Бывают дети-зигзаги
Шрифт:
У меня аж губы пересохли. Наверно, надо возблагодарить Всевышнего, что дал мне дожить до этого дня. Жаль только, никто из моего класса не увидит, как я еду на «бугатти». Жаль, что весь сегодняшний день меня не сопровождала толпа кинооператоров. Допустим, мне поверят, что я сам управлял локомотивом, гудел в гудок и остановил поезд. Но в то, что специально для меня на корабле привезли королевский автомобиль с открывающимся люком, не поверит даже Миха! Ну и пусть не верят, подумал я со злостью. Почему я все время должен что-то кому-то доказывать? Короли ничего не доказывают! Ты король, и всё тут.

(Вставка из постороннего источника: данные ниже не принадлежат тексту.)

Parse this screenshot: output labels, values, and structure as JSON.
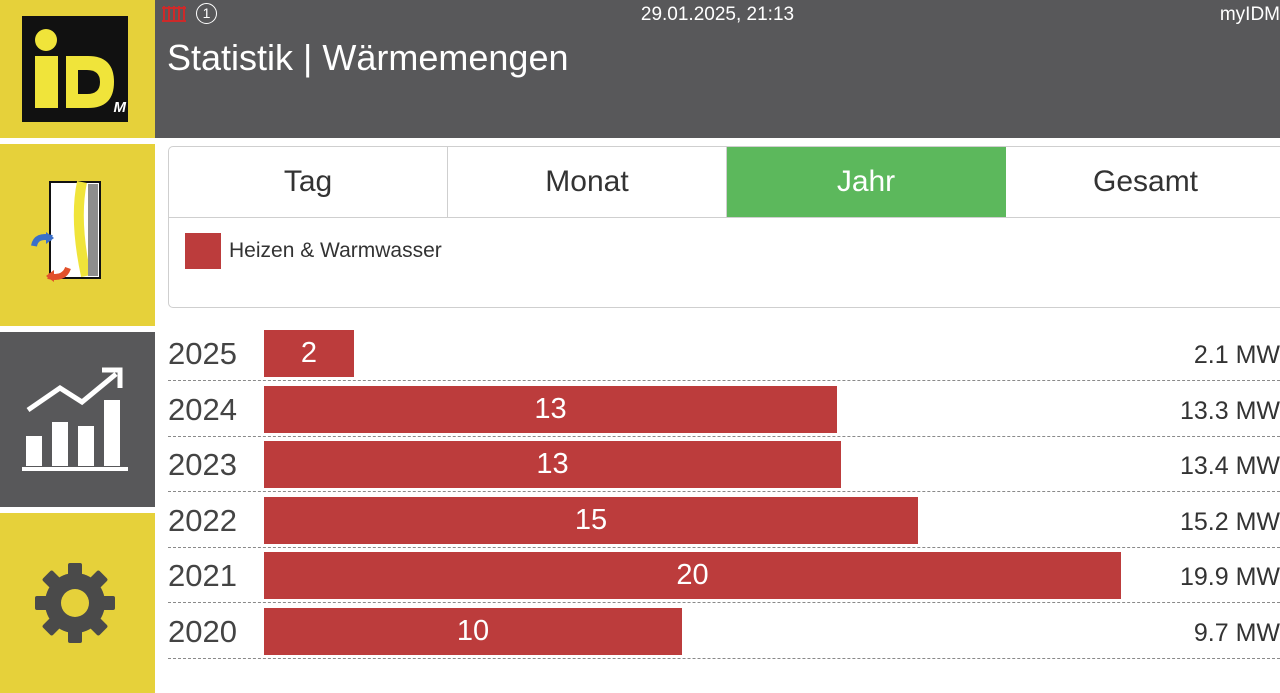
{
  "header": {
    "datetime": "29.01.2025, 21:13",
    "brand": "myIDM",
    "title": "Statistik | Wärmemengen",
    "info_badge": "1",
    "logo_text_main": "iD",
    "logo_text_sub": "M"
  },
  "colors": {
    "accent_yellow": "#e6d13a",
    "header_gray": "#58585a",
    "tab_active": "#5cb85c",
    "bar_red": "#bc3c3c",
    "heater_icon": "#cc2a2a"
  },
  "sidebar": {
    "items": [
      {
        "icon": "heat-pump-icon"
      },
      {
        "icon": "statistics-chart-icon",
        "active": true
      },
      {
        "icon": "gear-icon"
      }
    ]
  },
  "tabs": [
    {
      "label": "Tag"
    },
    {
      "label": "Monat"
    },
    {
      "label": "Jahr",
      "active": true
    },
    {
      "label": "Gesamt"
    }
  ],
  "legend": {
    "label": "Heizen & Warmwasser",
    "color": "#bc3c3c"
  },
  "chart_data": {
    "type": "bar",
    "orientation": "horizontal",
    "series": [
      {
        "name": "Heizen & Warmwasser",
        "color": "#bc3c3c"
      }
    ],
    "xlim": [
      0,
      20
    ],
    "rows": [
      {
        "year": "2025",
        "value": 2.1,
        "bar_label": "2",
        "total": "2.1 MW"
      },
      {
        "year": "2024",
        "value": 13.3,
        "bar_label": "13",
        "total": "13.3 MW"
      },
      {
        "year": "2023",
        "value": 13.4,
        "bar_label": "13",
        "total": "13.4 MW"
      },
      {
        "year": "2022",
        "value": 15.2,
        "bar_label": "15",
        "total": "15.2 MW"
      },
      {
        "year": "2021",
        "value": 19.9,
        "bar_label": "20",
        "total": "19.9 MW"
      },
      {
        "year": "2020",
        "value": 9.7,
        "bar_label": "10",
        "total": "9.7 MW"
      }
    ]
  }
}
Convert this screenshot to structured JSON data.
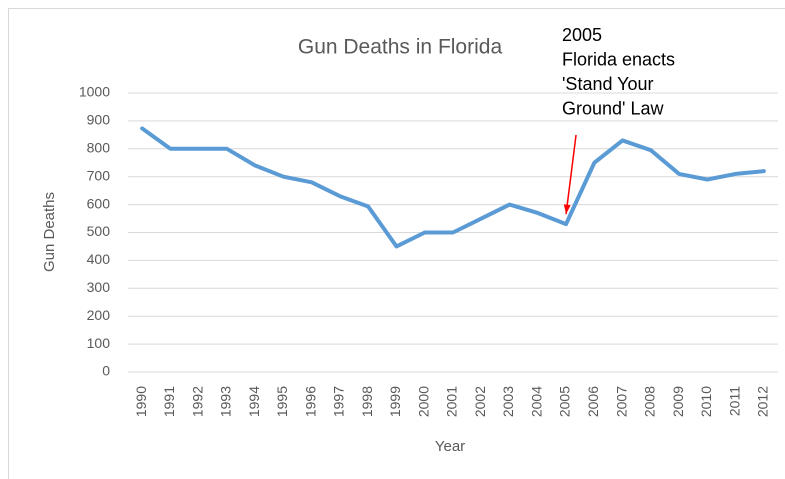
{
  "chart_data": {
    "type": "line",
    "title": "Gun Deaths in Florida",
    "x_label": "Year",
    "y_label": "Gun Deaths",
    "categories": [
      "1990",
      "1991",
      "1992",
      "1993",
      "1994",
      "1995",
      "1996",
      "1997",
      "1998",
      "1999",
      "2000",
      "2001",
      "2002",
      "2003",
      "2004",
      "2005",
      "2006",
      "2007",
      "2008",
      "2009",
      "2010",
      "2011",
      "2012"
    ],
    "values": [
      873,
      800,
      800,
      800,
      740,
      700,
      680,
      630,
      593,
      450,
      500,
      500,
      550,
      600,
      570,
      530,
      750,
      830,
      795,
      710,
      690,
      710,
      720
    ],
    "color": "#5b9bd5",
    "ylim": [
      0,
      1000
    ],
    "yticks": [
      0,
      100,
      200,
      300,
      400,
      500,
      600,
      700,
      800,
      900,
      1000
    ],
    "grid": true,
    "annotation": {
      "lines": [
        "2005",
        "Florida enacts",
        "'Stand Your",
        "Ground' Law"
      ],
      "category_index": 15,
      "color": "#ff0000"
    }
  }
}
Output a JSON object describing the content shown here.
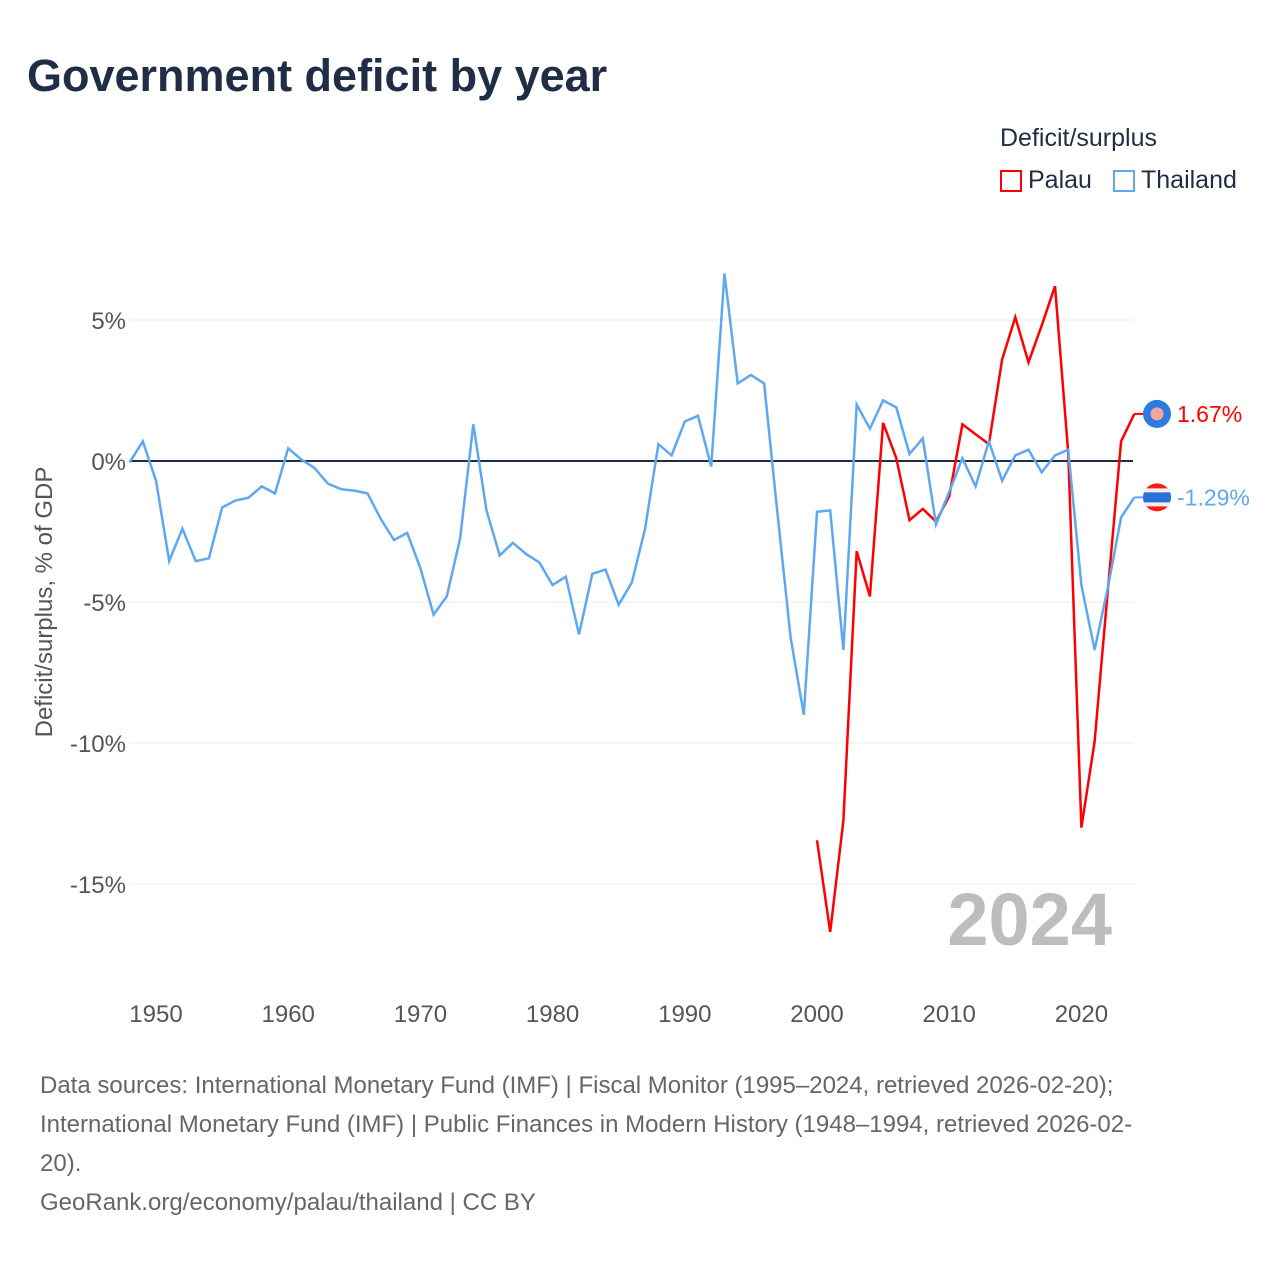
{
  "title": "Government deficit by year",
  "legend": {
    "title": "Deficit/surplus",
    "items": [
      {
        "name": "Palau",
        "color": "#ff0000"
      },
      {
        "name": "Thailand",
        "color": "#5fa8f0"
      }
    ]
  },
  "chart_data": {
    "type": "line",
    "title": "Government deficit by year",
    "ylabel": "Deficit/surplus, % of GDP",
    "xlabel": "",
    "xlim": [
      1948,
      2024
    ],
    "ylim": [
      -17.5,
      7.5
    ],
    "x_ticks": [
      1950,
      1960,
      1970,
      1980,
      1990,
      2000,
      2010,
      2020
    ],
    "y_ticks": [
      {
        "v": 5,
        "label": "5%"
      },
      {
        "v": 0,
        "label": "0%"
      },
      {
        "v": -5,
        "label": "-5%"
      },
      {
        "v": -10,
        "label": "-10%"
      },
      {
        "v": -15,
        "label": "-15%"
      }
    ],
    "year_watermark": "2024",
    "series": [
      {
        "name": "Thailand",
        "color": "#5fa8f0",
        "start": 1948,
        "end_label": "-1.29%",
        "values": [
          -0.05,
          0.7,
          -0.7,
          -3.55,
          -2.4,
          -3.55,
          -3.45,
          -1.65,
          -1.4,
          -1.3,
          -0.9,
          -1.15,
          0.45,
          0.05,
          -0.25,
          -0.8,
          -1.0,
          -1.05,
          -1.15,
          -2.05,
          -2.8,
          -2.55,
          -3.8,
          -5.45,
          -4.8,
          -2.75,
          1.3,
          -1.75,
          -3.35,
          -2.9,
          -3.3,
          -3.6,
          -4.4,
          -4.1,
          -6.15,
          -4.0,
          -3.85,
          -5.1,
          -4.3,
          -2.4,
          0.6,
          0.2,
          1.4,
          1.6,
          -0.2,
          6.65,
          2.75,
          3.05,
          2.75,
          -1.8,
          -6.25,
          -9.0,
          -1.8,
          -1.75,
          -6.7,
          2.0,
          1.15,
          2.15,
          1.9,
          0.25,
          0.8,
          -2.25,
          -1.1,
          0.1,
          -0.9,
          0.7,
          -0.7,
          0.2,
          0.4,
          -0.4,
          0.2,
          0.4,
          -4.4,
          -6.7,
          -4.5,
          -2.0,
          -1.29
        ]
      },
      {
        "name": "Palau",
        "color": "#ff0000",
        "start": 2000,
        "end_label": "1.67%",
        "values": [
          -13.45,
          -16.7,
          -12.75,
          -3.2,
          -4.8,
          1.35,
          0.1,
          -2.1,
          -1.7,
          -2.15,
          -1.25,
          1.3,
          0.95,
          0.6,
          3.6,
          5.1,
          3.5,
          4.8,
          6.2,
          0.3,
          -13.0,
          -9.95,
          -4.6,
          0.7,
          1.67
        ]
      }
    ]
  },
  "sources": {
    "line1": "Data sources: International Monetary Fund (IMF) | Fiscal Monitor (1995–2024, retrieved 2026-02-20);",
    "line2": "International Monetary Fund (IMF) | Public Finances in Modern History (1948–1994, retrieved 2026-02-",
    "line3": "20).",
    "credit": "GeoRank.org/economy/palau/thailand | CC BY"
  }
}
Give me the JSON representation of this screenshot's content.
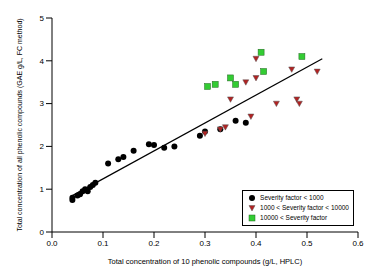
{
  "chart_data": {
    "type": "scatter",
    "x_label": "Total concentration of 10 phenolic compounds (g/L, HPLC)",
    "y_label": "Total concentration of all phenolic compounds (GAE g/L, FC method)",
    "xlim": [
      0,
      0.6
    ],
    "xticks": [
      {
        "value": 0,
        "label": "0.0"
      },
      {
        "value": 0.1,
        "label": "0.1"
      },
      {
        "value": 0.2,
        "label": "0.2"
      },
      {
        "value": 0.3,
        "label": "0.3"
      },
      {
        "value": 0.4,
        "label": "0.4"
      },
      {
        "value": 0.5,
        "label": "0.5"
      },
      {
        "value": 0.6,
        "label": "0.6"
      }
    ],
    "ylim": [
      0,
      5
    ],
    "yticks": [
      0,
      1,
      2,
      3,
      4,
      5
    ],
    "grid": false,
    "legend": "lower right",
    "series": [
      {
        "name": "Severity factor < 1000",
        "color": "#000000",
        "marker": "circle",
        "x": [
          0.04,
          0.04,
          0.05,
          0.055,
          0.06,
          0.065,
          0.07,
          0.075,
          0.08,
          0.085,
          0.11,
          0.13,
          0.14,
          0.16,
          0.19,
          0.2,
          0.22,
          0.24,
          0.29,
          0.3,
          0.33,
          0.36,
          0.38
        ],
        "values": [
          0.75,
          0.8,
          0.85,
          0.88,
          0.95,
          1.0,
          0.95,
          1.05,
          1.1,
          1.15,
          1.6,
          1.7,
          1.75,
          1.9,
          2.05,
          2.03,
          1.97,
          2.0,
          2.25,
          2.35,
          2.4,
          2.6,
          2.55
        ]
      },
      {
        "name": "1000 < Severity factor < 10000",
        "color": "#b22222",
        "marker": "triangle-down",
        "x": [
          0.3,
          0.33,
          0.34,
          0.35,
          0.38,
          0.39,
          0.4,
          0.4,
          0.44,
          0.47,
          0.48,
          0.485,
          0.52
        ],
        "values": [
          2.3,
          2.4,
          2.45,
          3.1,
          3.5,
          2.7,
          4.05,
          3.6,
          3.0,
          3.8,
          3.1,
          3.0,
          3.75
        ]
      },
      {
        "name": "10000 < Severity factor",
        "color": "#33cc33",
        "marker": "square",
        "x": [
          0.305,
          0.32,
          0.35,
          0.36,
          0.41,
          0.415,
          0.49
        ],
        "values": [
          3.4,
          3.45,
          3.6,
          3.45,
          4.2,
          3.75,
          4.1
        ]
      },
      {
        "type": "line",
        "color": "#000000",
        "x": [
          0.04,
          0.53
        ],
        "values": [
          0.85,
          4.05
        ]
      }
    ]
  }
}
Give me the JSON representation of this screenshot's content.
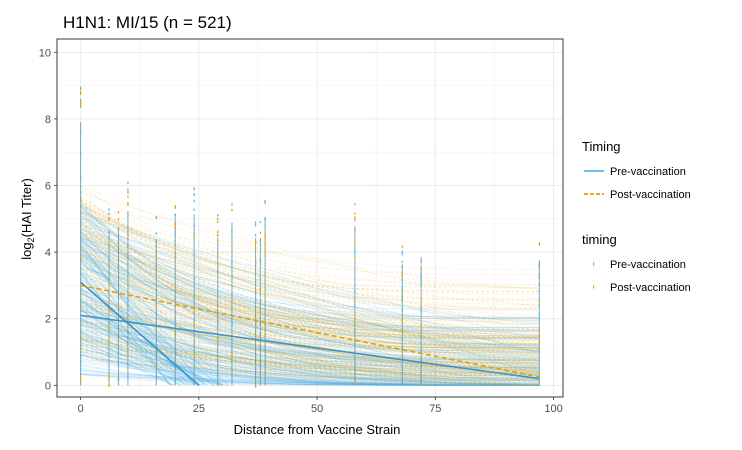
{
  "chart_data": {
    "type": "line",
    "title": "H1N1: MI/15 (n = 521)",
    "xlabel": "Distance from Vaccine Strain",
    "ylabel_main": "log",
    "ylabel_sub": "2",
    "ylabel_rest": "(HAI Titer)",
    "xlim": [
      -5,
      102
    ],
    "ylim": [
      -0.35,
      10.4
    ],
    "x_ticks": [
      0,
      25,
      50,
      75,
      100
    ],
    "y_ticks": [
      0,
      2,
      4,
      6,
      8,
      10
    ],
    "grid": true,
    "strain_distances": [
      0,
      6,
      8,
      10,
      16,
      20,
      24,
      29,
      32,
      37,
      38,
      39,
      58,
      68,
      72,
      97
    ],
    "legends": [
      {
        "title": "Timing",
        "kind": "line",
        "placement": "right",
        "entries": [
          {
            "label": "Pre-vaccination",
            "color": "#56B4E9",
            "dash": "solid"
          },
          {
            "label": "Post-vaccination",
            "color": "#E69F00",
            "dash": "dashed"
          }
        ]
      },
      {
        "title": "timing",
        "kind": "point",
        "placement": "right",
        "entries": [
          {
            "label": "Pre-vaccination",
            "color": "#56B4E9"
          },
          {
            "label": "Post-vaccination",
            "color": "#E69F00"
          }
        ]
      }
    ],
    "series": [
      {
        "name": "Pre-vaccination",
        "color": "#56B4E9",
        "summary_lines": [
          {
            "x": [
              0,
              97
            ],
            "y": [
              2.1,
              0.2
            ]
          },
          {
            "x": [
              0,
              25
            ],
            "y": [
              3.1,
              0
            ]
          }
        ]
      },
      {
        "name": "Post-vaccination",
        "color": "#E69F00",
        "summary_lines": [
          {
            "x": [
              0,
              97
            ],
            "y": [
              3.0,
              0.25
            ]
          }
        ]
      }
    ]
  }
}
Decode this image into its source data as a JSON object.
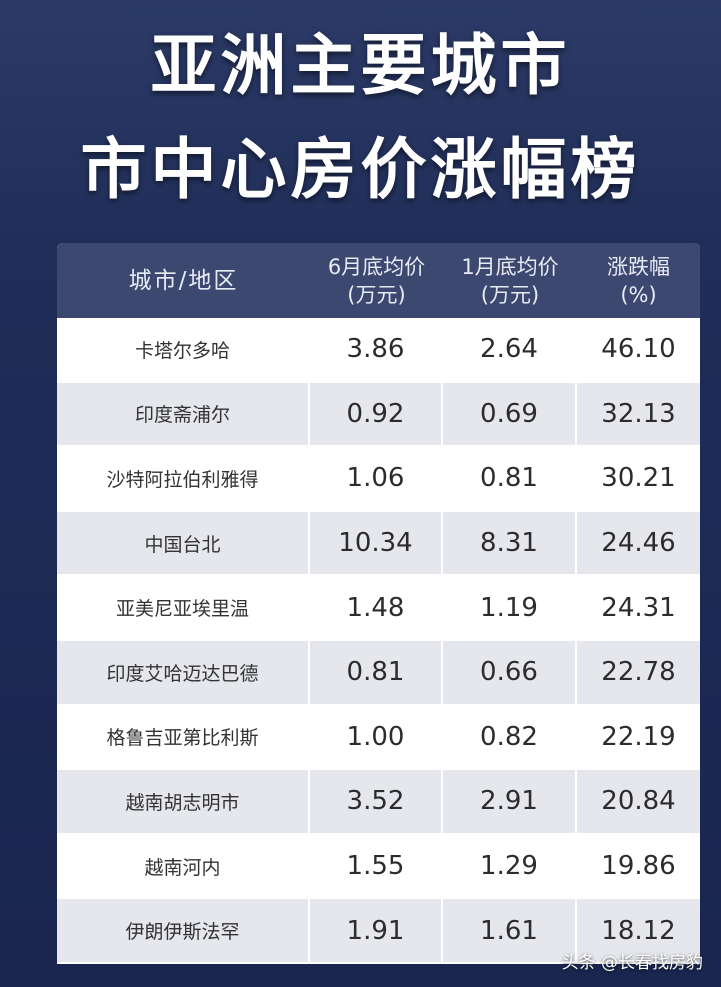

— А как он перепугался, машинист, — нервно хихикнул я. Каждый раз, когда я вспоминал о том, что произошло в поезде, колесо ужаса снова прокатывалось по мне.
Феликс пожал плечами:
— Это есть просто игрушечный
Как же мне полегчало!
— Игрушечный? Правда?
Снова пожав плечами, Феликс вытащил из кармана пистолет и протянул мне. Маленький, но довольно тяжелый. Как настоящий. Рукоятка украшена перламутром. Однажды я видел такой, только настоящий, на выставке трофейного оружия. Отец задержался возле него надолго, разглядывал его, трогал, поглаживал, прицеливался, но когда я спросил, что его так заинтересовало, он тут же с пренебрежением вернул пистолет на место: «Женская игрушка».
Рассказывать об этом Феликсу я не стал.
Я начал надуваться от удовольствия, как воздушный шар. Я держал в руках игрушечный пистолетик, поглаживал. Уже второй пистолет за сегодня. Как все-таки однообразна жизнь.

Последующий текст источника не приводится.